Involuntarily he jerked, shocked by the sensation of her small palm and the pulse which radiated out her fingers. They stung. Even through the thickness of the strait-waistcoat, he could not tell if they were burning hot or freezing cold—the feeling was the same. Intense cold-fire. But whichever it was, warmth began to spread into his cold stone body just as it had during their earlier encounter. His heart seemed to want to migrate into that small, comforting hand, to be cradled in her soft-petaled fingers.
Used to his cock jumping to attention at every fantasy he concocted in his demented mind, after all, he was relatively healthy—at least that part of his body was. Certainly it had risen to the occasion when he’d first met this girl, but his heart? No, that particular organ had not stirred for some time now. No wonder he felt raw, as if his skin had been turned inside out—
He bucked her hand away, disgusted with his vulnerability, and retreated a few steps.
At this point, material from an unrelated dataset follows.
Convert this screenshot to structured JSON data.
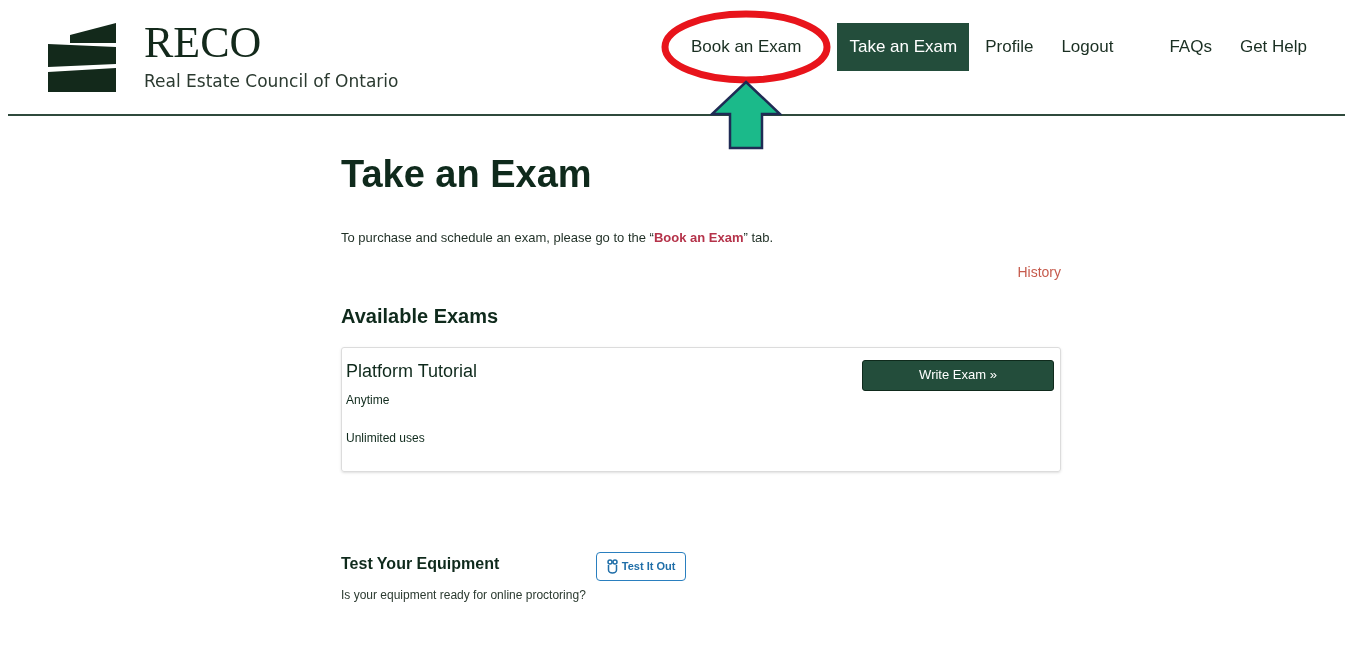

“You are naïve and not so wise if you think this rather tame outward package reflects what lies within,” he whispered. But he was lying. For other than his wildly beating heart, he had never felt so peaceful inside. So warm. Perhaps his devils had been burned by her fire.
They would be back. He would not be lulled into thinking they would be vanquished by a tiny woman with huge eyes and the trick of heat within her hands. Hives was just toying with him.
“Surely you’ve heard the truism, ‘do not judge a book by its cover’?” He turned away to his blocked up window. It was far easier to wax philosophical than to meet her quiet challenge. He squeezed his eyes into fists because his hands lay useless and trapped within the lunatic’s coat.
Lord, this encounter had not gone at all as he wanted. He took a breath, his best smile in place.
When he turned back, all he saw was the swish of her dull brown skirts licking the doorway as the door swung closed.
Damn. What had she thought of him? The devils had not come, and his breast still held the heat of her touch. Who was this magical girl? And would he ever get another chance to find out? He could still hear her lovely voice.